Да, именно из-за этого я и переживал. Так нечестно — через пару дней мои одноклассники, которых космос, в отличие от меня, не очень-то и волнует, погрузятся в автобус, а я столько мечтал увидеть звезды, и все зря!.. Ужасно несправедливо, и как мама не понимает?! Сейчас меня самого передергивает — месяца не прошло, как по моей вине погиб маленький ребенок, а я рыдал, что не попаду на экскурсию к телескопу. Но тогда это значило для меня куда больше. Космос приносил мне успокоение. Меня завораживала сама мысль о том, что где-то там, невыразимо далеко от обыденной реальности, движутся огромные каменные или газовые шары планет, что в тот самый миг, когда я сижу в классе, они летят через пространство, такие чуждые всему земному, такие отстраненные. На их фоне все, что происходит вокруг, казалось неважным. Что бы ни случилось тут, внизу, там, наверху, не будет иметь ни малейшего значения. От этих мыслей жить становилось чуть легче. Вот почему я так расстроился, когда не попал на ту экскурсию, только тогда я еще не мог этого объяснить, и мое поведение лишний раз доказало, что я «бесчувственный дьяволенок».

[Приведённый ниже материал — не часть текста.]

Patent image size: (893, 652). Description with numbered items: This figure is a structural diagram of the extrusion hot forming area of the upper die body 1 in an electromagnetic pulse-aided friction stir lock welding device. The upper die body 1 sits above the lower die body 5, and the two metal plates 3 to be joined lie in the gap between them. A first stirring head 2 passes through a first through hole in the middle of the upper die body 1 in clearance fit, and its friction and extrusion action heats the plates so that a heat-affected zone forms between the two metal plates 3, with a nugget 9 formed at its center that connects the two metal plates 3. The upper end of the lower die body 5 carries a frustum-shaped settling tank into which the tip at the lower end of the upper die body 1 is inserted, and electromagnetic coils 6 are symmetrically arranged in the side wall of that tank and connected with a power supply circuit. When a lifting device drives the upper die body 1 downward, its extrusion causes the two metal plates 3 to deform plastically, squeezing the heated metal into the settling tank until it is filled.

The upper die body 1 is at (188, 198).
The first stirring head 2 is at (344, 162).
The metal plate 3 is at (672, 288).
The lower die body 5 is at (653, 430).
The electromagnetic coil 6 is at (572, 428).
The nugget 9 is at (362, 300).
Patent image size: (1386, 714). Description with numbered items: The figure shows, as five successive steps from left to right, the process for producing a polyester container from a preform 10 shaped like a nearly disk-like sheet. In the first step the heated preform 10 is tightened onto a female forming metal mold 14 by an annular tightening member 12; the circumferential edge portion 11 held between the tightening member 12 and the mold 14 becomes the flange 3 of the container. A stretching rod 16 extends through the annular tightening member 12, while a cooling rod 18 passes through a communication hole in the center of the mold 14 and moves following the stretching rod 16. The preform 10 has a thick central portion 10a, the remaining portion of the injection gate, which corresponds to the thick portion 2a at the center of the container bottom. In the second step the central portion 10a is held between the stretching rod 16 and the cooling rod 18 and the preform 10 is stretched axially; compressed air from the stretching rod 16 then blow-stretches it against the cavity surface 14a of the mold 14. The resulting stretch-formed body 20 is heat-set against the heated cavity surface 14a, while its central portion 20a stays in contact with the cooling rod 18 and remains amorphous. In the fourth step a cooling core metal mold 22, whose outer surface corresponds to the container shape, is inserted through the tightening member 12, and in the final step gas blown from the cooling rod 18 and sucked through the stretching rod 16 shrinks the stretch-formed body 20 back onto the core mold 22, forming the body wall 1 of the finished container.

Больше всего из планет мне нравился Нептун, сам не знаю почему. Вообще-то мне все планеты были интересны, но он оставался самым-самым. Другими я тоже, бывало, увлекался на время, однако главное место в моем сердце занимал именно Нептун — может быть, из-за голубой окраски. Голубой был моим любимым цветом, а три — любимым числом. О космосе я знал все — о ракетах, о том, как тренируются астронавты, знал, что они едят, как ходят в туалет, где спят. Я был полностью готов. Мне так не терпелось воплотить свой замысел, что я отправился в кровать на полчаса раньше положенного. Я лежал в постели и не мог дождаться, когда окончательно стемнеет и можно будет начать обратный отсчет до старта. Запуск прошел без сучка без задоринки, и скоро я, покинув орбиту Земли, плыл между планет, маша им рукой. Юпитер, как и писали в книге, поражал своими размерами, кольца Сатурна тоже производили впечатление. Вот, наконец, показался голубой серпик Нептуна — я был почти у цели. Следующие несколько ночей я вновь и вновь переживал это путешествие, сам, без уговоров, рано ложась спать. И прежде чем заснуть, я уносился далеко от Клифтона, от всех его жителей, от того, что случилось. Я натягивал пижаму сразу после ужина и с нетерпением ждал, когда можно будет забраться в кровать.